2. **Rank-Normalized Target** — beta-neutral forward returns transformed to [-1, 1] via rank normalization. Aligns MSE optimization with Spearman IC (deployment metric). Fixes IS→OOS decay.
3. **Regime-Specific Portfolio** — evidence-based rules from 4 runs:
- **BULL_TREND**: Long-only (shorts unprofitable)
- **BEAR_TREND**: Short-only (longs lost -92% historically)
- **LOW_VOL_GRIND**: Long+short (70.6% win rate, alpha source)
- **HIGH_VOL_LATERAL**: Optional skip
4. **5 Proven Features** (minimum overfit set):
- `kyle_lambda` (IC=+0.112, 79% positive) — price impact
- `amihud` (IC=+0.109, 79% positive) — illiquidity
- `ret_3d` (IC=+0.013, 55% positive) — short-term momentum
- `vol_regime` — state variable
- `rsi_14` (IC=+0.018, 65% positive) — mean reversion
5. **Monthly Retraining** (4 weeks) — adapts to regime changes faster than quarterly. 19 retrains over 77 weeks.
6. **Rolling 104-Week Window** — 2-year training history ensures model has seen a full bull+bear cycle before going OOS.
7. **Volatility-Scaled Long Sizing** — longs sized inversely to `rvol_1d`, capped at 1.0×. Shorts equal-weighted.
8. **Leverage 0.5×** (default) — conservative position sizing. Max 1.0× per position.
9. **Beta-Neutral Target** — daily cross-sectional demeaned returns remove market-wide moves, focus on relative outperformance.
10. **IC-Gated Adoption** — retrained models only adopted if OOS IC > 0. Otherwise previous model kept.
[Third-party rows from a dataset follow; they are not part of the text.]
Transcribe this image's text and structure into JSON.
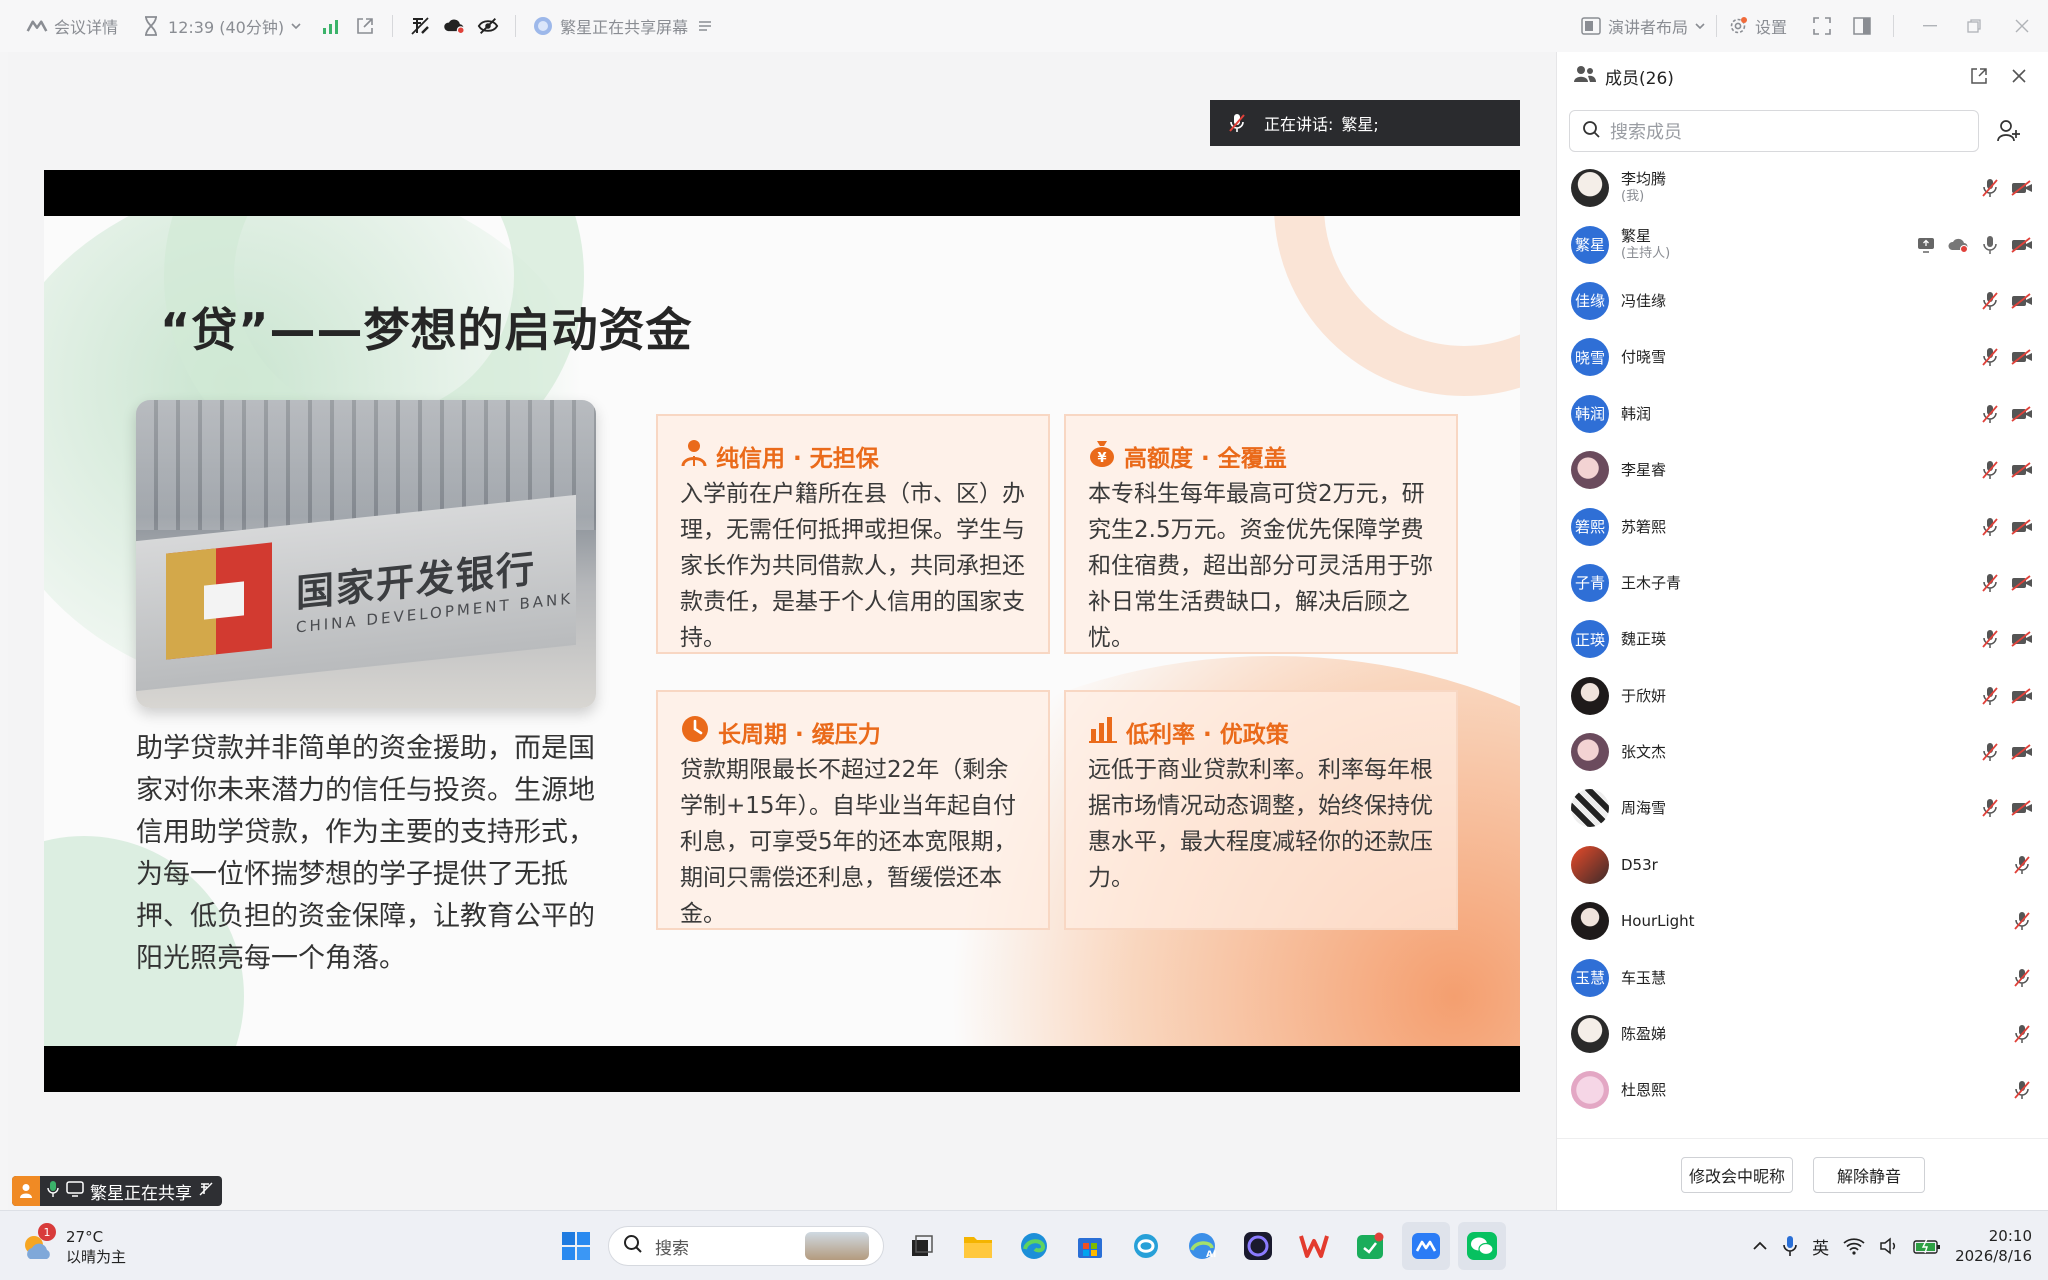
{
  "toolbar": {
    "meeting_details": "会议详情",
    "timer": "12:39 (40分钟)",
    "sharing_status": "繁星正在共享屏幕",
    "speaker_layout": "演讲者布局",
    "settings": "设置"
  },
  "speaker_bar": {
    "label": "正在讲话:",
    "name": "繁星;"
  },
  "slide": {
    "title": "“贷”——梦想的启动资金",
    "photo_sign_cn": "国家开发银行",
    "photo_sign_en": "CHINA DEVELOPMENT BANK",
    "body": "助学贷款并非简单的资金援助，而是国家对你未来潜力的信任与投资。生源地信用助学贷款，作为主要的支持形式，为每一位怀揣梦想的学子提供了无抵押、低负担的资金保障，让教育公平的阳光照亮每一个角落。",
    "cards": [
      {
        "title": "纯信用 · 无担保",
        "icon": "person-icon",
        "text": "入学前在户籍所在县（市、区）办理，无需任何抵押或担保。学生与家长作为共同借款人，共同承担还款责任，是基于个人信用的国家支持。"
      },
      {
        "title": "高额度 · 全覆盖",
        "icon": "money-bag-icon",
        "text": "本专科生每年最高可贷2万元，研究生2.5万元。资金优先保障学费和住宿费，超出部分可灵活用于弥补日常生活费缺口，解决后顾之忧。"
      },
      {
        "title": "长周期 · 缓压力",
        "icon": "clock-icon",
        "text": "贷款期限最长不超过22年（剩余学制+15年）。自毕业当年起自付利息，可享受5年的还本宽限期，期间只需偿还利息，暂缓偿还本金。"
      },
      {
        "title": "低利率 · 优政策",
        "icon": "bar-chart-icon",
        "text": "远低于商业贷款利率。利率每年根据市场情况动态调整，始终保持优惠水平，最大程度减轻你的还款压力。"
      }
    ]
  },
  "share_pill": {
    "text": "繁星正在共享"
  },
  "panel": {
    "title": "成员(26)",
    "search_placeholder": "搜索成员",
    "members": [
      {
        "name": "李均腾",
        "sub": "(我)",
        "avatar_text": "",
        "avatar_style": "av-photo",
        "icons": [
          "mic-muted-icon",
          "camera-off-icon"
        ]
      },
      {
        "name": "繁星",
        "sub": "(主持人)",
        "avatar_text": "繁星",
        "avatar_style": "av-blue",
        "icons": [
          "screen-share-icon",
          "cloud-record-icon",
          "mic-icon",
          "camera-off-icon"
        ]
      },
      {
        "name": "冯佳缘",
        "sub": "",
        "avatar_text": "佳缘",
        "avatar_style": "av-blue",
        "icons": [
          "mic-muted-icon",
          "camera-off-icon"
        ]
      },
      {
        "name": "付晓雪",
        "sub": "",
        "avatar_text": "晓雪",
        "avatar_style": "av-blue",
        "icons": [
          "mic-muted-icon",
          "camera-off-icon"
        ]
      },
      {
        "name": "韩润",
        "sub": "",
        "avatar_text": "韩润",
        "avatar_style": "av-blue",
        "icons": [
          "mic-muted-icon",
          "camera-off-icon"
        ]
      },
      {
        "name": "李星睿",
        "sub": "",
        "avatar_text": "",
        "avatar_style": "av-photo2",
        "icons": [
          "mic-muted-icon",
          "camera-off-icon"
        ]
      },
      {
        "name": "苏箬熙",
        "sub": "",
        "avatar_text": "箬熙",
        "avatar_style": "av-blue",
        "icons": [
          "mic-muted-icon",
          "camera-off-icon"
        ]
      },
      {
        "name": "王木子青",
        "sub": "",
        "avatar_text": "子青",
        "avatar_style": "av-blue",
        "icons": [
          "mic-muted-icon",
          "camera-off-icon"
        ]
      },
      {
        "name": "魏正瑛",
        "sub": "",
        "avatar_text": "正瑛",
        "avatar_style": "av-blue",
        "icons": [
          "mic-muted-icon",
          "camera-off-icon"
        ]
      },
      {
        "name": "于欣妍",
        "sub": "",
        "avatar_text": "",
        "avatar_style": "av-photo4",
        "icons": [
          "mic-muted-icon",
          "camera-off-icon"
        ]
      },
      {
        "name": "张文杰",
        "sub": "",
        "avatar_text": "",
        "avatar_style": "av-photo2",
        "icons": [
          "mic-muted-icon",
          "camera-off-icon"
        ]
      },
      {
        "name": "周海雪",
        "sub": "",
        "avatar_text": "",
        "avatar_style": "av-photo6",
        "icons": [
          "mic-muted-icon",
          "camera-off-icon"
        ]
      },
      {
        "name": "D53r",
        "sub": "",
        "avatar_text": "",
        "avatar_style": "av-photo3",
        "icons": [
          "mic-muted-icon"
        ]
      },
      {
        "name": "HourLight",
        "sub": "",
        "avatar_text": "",
        "avatar_style": "av-photo4",
        "icons": [
          "mic-muted-icon"
        ]
      },
      {
        "name": "车玉慧",
        "sub": "",
        "avatar_text": "玉慧",
        "avatar_style": "av-blue",
        "icons": [
          "mic-muted-icon"
        ]
      },
      {
        "name": "陈盈娣",
        "sub": "",
        "avatar_text": "",
        "avatar_style": "av-photo",
        "icons": [
          "mic-muted-icon"
        ]
      },
      {
        "name": "杜恩熙",
        "sub": "",
        "avatar_text": "",
        "avatar_style": "av-photo5",
        "icons": [
          "mic-muted-icon"
        ]
      }
    ],
    "rename_button": "修改会中昵称",
    "unmute_button": "解除静音"
  },
  "taskbar": {
    "weather_temp": "27°C",
    "weather_desc": "以晴为主",
    "weather_badge": "1",
    "search_label": "搜索",
    "ime": "英",
    "time": "20:10",
    "date": "2026/8/16"
  },
  "colors": {
    "accent_orange": "#ea6a1a",
    "avatar_blue": "#2f6fd6",
    "muted_red": "#e0413a"
  }
}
### What Was Removed/Fixed from Earlier Versions
| Issue (v1-v6) | Fix (v7) |
|---|---|
| ElasticNet alpha too small (0.00002) → overfit | XGBoost primary + alpha floor 0.001 |
| Long win rate 35.6% (worse than random) | BEAR_TREND short-only rule, momentum filter disabled |
| IS→OOS IC decay 29× | Rank-normalized target + conservative XGBoost params |
| MemoryError on 2M rows | Chunked symbol processing, reduced n_alphas |
| Leakage via look-ahead | 60-min embargo, safe_end = train_end - 1hr |
| Feature instability | Turnover cap ≤3, Jaccard tracking >0.5 |
| Kill switch too permissive (-25%) | Tightened to -20% with 0.12 recovery threshold |
---
## ML Pipeline
### Training Target
**Beta-neutral rank-normalized forward returns:**
1. Compute 1hr forward log return: `log(close[t+12] / close[t])`
2. Subtract daily cross-sectional mean (beta-neutral)
3. Winsorize at 1st/99th percentile (outlier clipping)
4. Rank-normalize to [-1, 1] (aligns MSE with Spearman IC)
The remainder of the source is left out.